Both of these pieces got soundly criticized, as they should, because they make some silly statements. For instance, the Egan piece says:

Students need to be helped to sever some of the ties that bind them to the people they already know and to discover new forms of connectedness in the shared writings of the wider world.

Jordan Gaines wrote:

This is...literally exactly why I started using social media more when I started as a grad student.

That’s my experience, too. Social media has given me a window into what other people are thinking in a way that I just haven’t had before.

A very common charge levied against social media is that is is mere “narcissism.” What these anti-social media types seem to forget is that there is another, largely invisible category of social media users: the lurkers. For every person who is active on social media (the “narcissists” posting material), there is an unknown number of people quietly reading, listening, learning.

If you condemn the posting of scientific or academia material on social media, you’re penalizing not just the producers of that material, but you’re saying that all the people who might learn from that don’t matter, and that their learning is somehow invalid and unworthy. Presumably because it’s not in a brick and mortar building.

This “cane shaking at social media” genre needs a catchy name. Like how people writing editorials about why they got out of academia became known as “Quit lit.”

External links

Science in the age of selfies 
Why academics should NOT make time for social media

Picture from here.

31 August 2016

The IOT test

This is an excerpt of a data set from a manuscript I’ve been working on.

The box shows where half the data live, with a line dividing the boxes marking the median. The small black square in the mean, and the little crosses show highest and lowest data points.

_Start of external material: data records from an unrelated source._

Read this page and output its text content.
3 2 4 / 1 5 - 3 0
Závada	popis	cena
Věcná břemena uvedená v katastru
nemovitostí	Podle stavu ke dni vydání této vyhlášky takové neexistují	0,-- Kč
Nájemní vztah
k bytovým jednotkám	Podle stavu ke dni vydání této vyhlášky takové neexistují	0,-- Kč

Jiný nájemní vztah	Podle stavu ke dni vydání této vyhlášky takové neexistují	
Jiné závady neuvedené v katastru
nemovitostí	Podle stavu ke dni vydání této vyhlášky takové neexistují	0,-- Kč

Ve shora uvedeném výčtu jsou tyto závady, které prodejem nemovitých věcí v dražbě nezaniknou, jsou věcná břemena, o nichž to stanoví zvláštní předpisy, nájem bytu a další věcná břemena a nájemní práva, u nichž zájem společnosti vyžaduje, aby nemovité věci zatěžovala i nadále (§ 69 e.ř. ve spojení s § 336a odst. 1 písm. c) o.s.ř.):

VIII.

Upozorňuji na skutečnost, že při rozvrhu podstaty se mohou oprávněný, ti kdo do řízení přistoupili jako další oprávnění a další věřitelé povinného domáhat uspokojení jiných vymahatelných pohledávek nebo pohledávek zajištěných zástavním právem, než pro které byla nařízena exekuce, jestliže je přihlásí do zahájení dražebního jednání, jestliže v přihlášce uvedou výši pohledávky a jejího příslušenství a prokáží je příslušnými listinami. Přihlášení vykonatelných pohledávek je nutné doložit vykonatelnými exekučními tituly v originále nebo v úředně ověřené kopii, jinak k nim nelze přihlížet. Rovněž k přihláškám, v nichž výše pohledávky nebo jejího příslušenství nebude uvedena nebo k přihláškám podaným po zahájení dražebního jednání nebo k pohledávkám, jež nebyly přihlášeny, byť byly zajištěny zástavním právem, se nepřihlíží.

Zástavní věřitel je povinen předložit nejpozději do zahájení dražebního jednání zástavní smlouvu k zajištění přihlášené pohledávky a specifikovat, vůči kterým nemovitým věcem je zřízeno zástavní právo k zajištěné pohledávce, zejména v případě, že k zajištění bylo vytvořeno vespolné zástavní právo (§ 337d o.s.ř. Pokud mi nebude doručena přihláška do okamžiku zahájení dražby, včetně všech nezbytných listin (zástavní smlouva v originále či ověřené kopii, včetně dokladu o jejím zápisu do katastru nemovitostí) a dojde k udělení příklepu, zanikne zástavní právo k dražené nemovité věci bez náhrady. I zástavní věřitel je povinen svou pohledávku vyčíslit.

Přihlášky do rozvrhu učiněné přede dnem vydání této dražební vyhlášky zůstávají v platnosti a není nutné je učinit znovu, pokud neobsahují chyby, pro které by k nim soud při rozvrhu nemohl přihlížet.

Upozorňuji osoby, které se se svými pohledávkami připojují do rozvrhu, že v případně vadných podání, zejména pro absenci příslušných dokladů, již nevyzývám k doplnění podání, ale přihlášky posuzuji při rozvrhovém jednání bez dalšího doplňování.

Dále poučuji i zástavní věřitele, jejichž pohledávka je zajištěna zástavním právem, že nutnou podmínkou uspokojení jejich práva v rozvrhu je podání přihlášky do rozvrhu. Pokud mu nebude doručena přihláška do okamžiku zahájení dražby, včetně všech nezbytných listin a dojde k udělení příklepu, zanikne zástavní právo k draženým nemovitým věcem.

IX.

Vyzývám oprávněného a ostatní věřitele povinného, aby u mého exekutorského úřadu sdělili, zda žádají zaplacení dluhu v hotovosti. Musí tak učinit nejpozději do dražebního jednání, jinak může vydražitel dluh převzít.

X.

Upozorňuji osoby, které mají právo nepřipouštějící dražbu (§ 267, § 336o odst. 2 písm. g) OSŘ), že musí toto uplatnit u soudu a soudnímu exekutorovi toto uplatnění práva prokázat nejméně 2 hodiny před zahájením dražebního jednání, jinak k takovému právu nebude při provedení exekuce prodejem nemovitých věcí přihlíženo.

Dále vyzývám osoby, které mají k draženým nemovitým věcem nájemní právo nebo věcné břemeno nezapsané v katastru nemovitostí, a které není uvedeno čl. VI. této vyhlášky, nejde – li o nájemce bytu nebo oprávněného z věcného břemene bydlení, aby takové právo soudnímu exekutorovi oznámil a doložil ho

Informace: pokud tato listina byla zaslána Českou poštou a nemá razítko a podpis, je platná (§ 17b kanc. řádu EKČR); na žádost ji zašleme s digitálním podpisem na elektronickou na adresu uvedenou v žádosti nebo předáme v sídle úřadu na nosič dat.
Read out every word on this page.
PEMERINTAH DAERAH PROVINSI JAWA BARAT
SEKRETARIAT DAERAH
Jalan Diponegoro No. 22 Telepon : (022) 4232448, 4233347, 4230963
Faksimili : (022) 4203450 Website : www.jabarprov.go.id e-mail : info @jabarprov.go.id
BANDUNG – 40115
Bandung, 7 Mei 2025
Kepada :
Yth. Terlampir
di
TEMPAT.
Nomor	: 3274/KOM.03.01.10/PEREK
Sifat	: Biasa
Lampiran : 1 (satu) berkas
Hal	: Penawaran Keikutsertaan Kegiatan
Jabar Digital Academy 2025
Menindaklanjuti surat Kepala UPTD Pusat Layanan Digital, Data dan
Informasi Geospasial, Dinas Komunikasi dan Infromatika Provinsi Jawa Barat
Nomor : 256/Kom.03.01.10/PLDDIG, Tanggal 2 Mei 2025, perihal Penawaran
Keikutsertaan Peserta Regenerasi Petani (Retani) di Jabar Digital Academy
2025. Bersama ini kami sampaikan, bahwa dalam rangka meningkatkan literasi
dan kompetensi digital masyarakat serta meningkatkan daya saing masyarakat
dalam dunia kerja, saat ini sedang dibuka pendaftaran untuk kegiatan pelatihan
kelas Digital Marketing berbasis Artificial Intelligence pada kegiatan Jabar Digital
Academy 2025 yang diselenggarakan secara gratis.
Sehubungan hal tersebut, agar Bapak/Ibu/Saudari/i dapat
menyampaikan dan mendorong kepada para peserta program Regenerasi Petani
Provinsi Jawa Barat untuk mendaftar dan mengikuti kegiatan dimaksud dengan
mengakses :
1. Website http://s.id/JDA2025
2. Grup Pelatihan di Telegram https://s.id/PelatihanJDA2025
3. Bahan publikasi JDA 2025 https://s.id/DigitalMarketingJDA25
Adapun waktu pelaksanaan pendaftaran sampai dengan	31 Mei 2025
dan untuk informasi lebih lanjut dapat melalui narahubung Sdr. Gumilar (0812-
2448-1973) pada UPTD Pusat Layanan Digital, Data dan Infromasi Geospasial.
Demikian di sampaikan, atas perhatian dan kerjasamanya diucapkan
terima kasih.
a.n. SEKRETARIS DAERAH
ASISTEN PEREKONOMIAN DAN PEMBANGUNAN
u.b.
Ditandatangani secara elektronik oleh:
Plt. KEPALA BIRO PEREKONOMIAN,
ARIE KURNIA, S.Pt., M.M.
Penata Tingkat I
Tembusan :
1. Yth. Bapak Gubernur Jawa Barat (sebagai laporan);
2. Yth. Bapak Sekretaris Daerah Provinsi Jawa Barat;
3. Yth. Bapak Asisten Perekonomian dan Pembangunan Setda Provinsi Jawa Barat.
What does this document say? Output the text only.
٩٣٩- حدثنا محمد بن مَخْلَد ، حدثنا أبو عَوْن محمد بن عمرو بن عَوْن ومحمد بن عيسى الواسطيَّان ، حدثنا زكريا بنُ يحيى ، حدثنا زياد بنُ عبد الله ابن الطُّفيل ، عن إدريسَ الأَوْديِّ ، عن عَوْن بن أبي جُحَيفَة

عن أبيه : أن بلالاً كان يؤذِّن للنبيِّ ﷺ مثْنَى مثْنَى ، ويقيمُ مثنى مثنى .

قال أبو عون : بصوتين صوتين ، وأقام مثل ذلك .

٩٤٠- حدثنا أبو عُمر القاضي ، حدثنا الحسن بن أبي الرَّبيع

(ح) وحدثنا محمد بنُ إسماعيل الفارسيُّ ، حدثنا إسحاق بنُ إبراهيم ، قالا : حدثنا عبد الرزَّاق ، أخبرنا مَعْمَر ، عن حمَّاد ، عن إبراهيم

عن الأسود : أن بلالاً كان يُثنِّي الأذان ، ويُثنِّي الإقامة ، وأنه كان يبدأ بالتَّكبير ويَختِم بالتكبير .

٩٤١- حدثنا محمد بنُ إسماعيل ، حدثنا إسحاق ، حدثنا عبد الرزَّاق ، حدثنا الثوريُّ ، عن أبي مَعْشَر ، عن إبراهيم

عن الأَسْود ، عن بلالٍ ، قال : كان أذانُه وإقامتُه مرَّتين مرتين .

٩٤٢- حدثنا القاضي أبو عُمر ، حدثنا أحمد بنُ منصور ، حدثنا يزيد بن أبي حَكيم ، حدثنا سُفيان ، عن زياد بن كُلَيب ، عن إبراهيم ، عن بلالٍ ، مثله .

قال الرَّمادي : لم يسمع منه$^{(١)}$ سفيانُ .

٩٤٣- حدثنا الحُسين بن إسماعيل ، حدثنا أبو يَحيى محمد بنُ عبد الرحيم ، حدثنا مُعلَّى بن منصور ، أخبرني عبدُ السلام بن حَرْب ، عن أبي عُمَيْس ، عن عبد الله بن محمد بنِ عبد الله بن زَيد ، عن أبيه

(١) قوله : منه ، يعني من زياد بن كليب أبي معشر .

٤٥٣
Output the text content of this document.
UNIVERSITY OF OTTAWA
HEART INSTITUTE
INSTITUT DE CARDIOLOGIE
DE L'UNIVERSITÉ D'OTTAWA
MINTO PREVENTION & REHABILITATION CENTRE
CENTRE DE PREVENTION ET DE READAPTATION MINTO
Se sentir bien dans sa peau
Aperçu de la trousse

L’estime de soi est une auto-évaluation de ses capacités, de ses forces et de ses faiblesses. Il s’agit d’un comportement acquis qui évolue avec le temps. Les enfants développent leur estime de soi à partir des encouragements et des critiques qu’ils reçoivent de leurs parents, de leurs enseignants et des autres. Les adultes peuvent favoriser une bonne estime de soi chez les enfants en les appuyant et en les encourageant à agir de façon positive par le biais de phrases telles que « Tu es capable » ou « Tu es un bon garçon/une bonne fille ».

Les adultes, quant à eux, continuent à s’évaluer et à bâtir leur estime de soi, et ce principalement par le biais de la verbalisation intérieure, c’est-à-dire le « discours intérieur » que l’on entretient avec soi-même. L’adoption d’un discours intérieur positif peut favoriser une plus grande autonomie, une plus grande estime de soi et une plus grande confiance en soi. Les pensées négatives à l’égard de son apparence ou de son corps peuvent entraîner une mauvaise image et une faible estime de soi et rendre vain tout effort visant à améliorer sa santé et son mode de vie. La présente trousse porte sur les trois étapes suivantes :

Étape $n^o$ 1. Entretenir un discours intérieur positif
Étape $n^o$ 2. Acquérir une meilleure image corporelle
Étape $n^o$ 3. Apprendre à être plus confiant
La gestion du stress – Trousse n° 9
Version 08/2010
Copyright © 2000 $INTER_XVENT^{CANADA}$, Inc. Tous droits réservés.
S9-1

When I submitted the manuscript, I didn’t do any statistical analysis of the data. One reviewer asked me to to a statistical analysis. It was a perfectly reasonable request that I should have anticipated. The reviewer didn’t see the same plot that I have above and didn’t know the data as well as I do.

But it got me thinking. John Vokey, one of my undergraduate professors at the University of Lethbridge,used to refer to some differences as “significant by the IOT test.” IOT was an acronym for “Inter Ocular Test.” In other words, the difference was so bloody obvious that it hit you right between the eyes.

“If the mean for one group is up here with only a little variation, and the mean for the other group is down here with this much variation, what do you need a test for? Why not just say they’re different?”

I didn’t do an analysis because I thought there was no point. In the data above, there is no overlap between the two sets at all. Do you need a statistical test to tell you that those two data sets are different?

It is easy enough to do a simple t-test on the data above.

But does adding the test and p value tell you anything more, or different, than the plot alone? Or is including the p value a statistical “fig leaf”?

Do your thoughts about analysis change when I plot the raw data next to the box plot?

Now you can see more clearly that the sample size is small. But even then, when there is no overlap in the data sets, is there any test or condition that will say those two are not statistically different?